Towards the end of December, Cessna celebrated the first deliveries of its new Citation M2 light jet following US Federal Aviation Administration type certification. Within weeks, the aviation world was dazzled as Robert Duncan and wife Karen were showcasing their new M2 aircraft, complete with a unique colour scheme…
Mr. Duncan (chairman emeritus, Duncan Aviation) and his wife surround themselves with the things they’re passionate about: aviation and art. So, when Duncan Aviation acquired one of Cessna’s new Citation M2s, they wanted the jet’s paint scheme to reflect the brush strokes of an abstract artist. (In doing so, they simultaneously took the term “green airplane” to another level with this lime green wonder!)

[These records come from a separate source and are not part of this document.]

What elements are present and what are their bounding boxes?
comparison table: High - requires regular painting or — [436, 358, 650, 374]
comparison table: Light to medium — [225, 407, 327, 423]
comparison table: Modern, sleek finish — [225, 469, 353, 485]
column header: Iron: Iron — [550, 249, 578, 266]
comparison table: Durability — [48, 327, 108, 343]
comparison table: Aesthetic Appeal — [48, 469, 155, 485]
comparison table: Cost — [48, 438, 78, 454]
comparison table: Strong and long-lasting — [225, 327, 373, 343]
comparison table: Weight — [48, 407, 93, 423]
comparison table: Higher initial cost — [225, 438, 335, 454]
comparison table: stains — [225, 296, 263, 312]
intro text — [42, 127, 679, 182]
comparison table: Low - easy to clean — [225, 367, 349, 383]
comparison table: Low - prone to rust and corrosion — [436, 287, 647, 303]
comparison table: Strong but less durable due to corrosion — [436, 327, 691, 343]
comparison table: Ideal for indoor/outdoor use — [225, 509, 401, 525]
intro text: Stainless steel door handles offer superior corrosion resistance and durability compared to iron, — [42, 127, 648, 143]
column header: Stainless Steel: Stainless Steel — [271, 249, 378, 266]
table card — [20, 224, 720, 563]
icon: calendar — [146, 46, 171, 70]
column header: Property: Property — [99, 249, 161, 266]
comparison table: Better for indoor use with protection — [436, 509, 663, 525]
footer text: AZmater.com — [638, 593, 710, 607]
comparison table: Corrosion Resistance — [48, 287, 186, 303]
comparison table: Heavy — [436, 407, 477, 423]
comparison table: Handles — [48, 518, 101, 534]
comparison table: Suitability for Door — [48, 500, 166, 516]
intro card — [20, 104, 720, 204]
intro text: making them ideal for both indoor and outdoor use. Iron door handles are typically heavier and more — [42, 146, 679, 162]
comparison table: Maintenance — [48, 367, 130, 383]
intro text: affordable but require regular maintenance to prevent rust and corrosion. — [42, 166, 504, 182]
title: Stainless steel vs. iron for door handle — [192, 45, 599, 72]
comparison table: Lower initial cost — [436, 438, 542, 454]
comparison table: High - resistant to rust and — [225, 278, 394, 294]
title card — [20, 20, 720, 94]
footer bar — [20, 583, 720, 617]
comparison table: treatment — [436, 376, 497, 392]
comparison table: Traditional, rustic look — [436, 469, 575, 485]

The designer of the airplane’s paint scheme, Teri Nekuda, has 24 years of experience combining colours and materials to match a variety of customers’ needs and desires. She used the same approach she uses with all of her customers when Robert and Karen asked to explore paint schemes at Duncan Aviation’s design centre in Lincoln, Nebraska.
“It’s enjoyable to create a paint scheme that people don’t expect to see on an aircraft,” Nekuda said. “The ‘wow’ factor gets people to react, contemplate and dream of what possibilities lay on the horizon.”
After more than 50 different renderings, Nekuda and the Duncans narrowed the paint scheme down to two options: a lime green or bright blue base with paint splatters dotting the fuselage. Robert initially wanted to explore the idea of a decal on the aircraft, allowing it to be easily changed after a few years.
“It was a great idea, and I think we’ll end up using decals eventually,” Nekuda reflects, “but the decal isn’t simply printed on a clear background, so any space outside the paint splotches would have to be lime green and match the paint perfectly, or have a black outline. In the end, this was too complicated a paint scheme to be trying to implement decals for the first time.”
The Duncans also experimented with the idea of having graffiti on their new M2 jet, but the design team was concerned that even though the graffiti might be well-received and convey a positive message within the United States, not all countries would view the symbol the same way.
It was ultimately when the Paint Shop’s manager Doug Bohac mentioned he had recently seen a motorcycle covered in paint splotches that the idea came into being.
When asked to describe the final product in one word, Nekuda chooses ‘Fun’. “It’s fun on so many levels,” she elaborates. “I look at the paint scheme and I start to recognize shapes and images: There’s a pair of Mickey Mouse ears over here and Woodstock [the character from the popular US cartoon ‘Snoopy’] there. It spurs a child-like sense of excitement and creativity. That’s a cool feeling to have at any age,” she says.
“Robert and Karen Duncan want something unique. A lot of people like a simple aircraft, but I don’t see Robert ever having a white airplane. We do things a little differently here,” Nekuda concludes.
About the M2
The Citation M2 was originally announced to the public in Las Vegas, Nevada during the National Business Aviation Association’s September 2011 Conference and Exhibition. The first flight of the prototype model occurred in March 2012, and the first production unit flew in August 2013. The Citation M2 offers a maximum cruise speed of 460 miles per hour and a range of nearly 1,500 statute miles. It can operate at airports with runways as short as 3,250 feet and will climb to 41,000 feet.
When Cessna announced on December 23, 2013 that the jet had received US certification and first customer deliveries had begun, Brad Thress, Cessna senior vice president of business jets, summarised, “The Citation M2 is a versatile aircraft that fits many markets and missions, attracting owner-operators looking for an advanced, innovative aircraft of this size, capability and value.”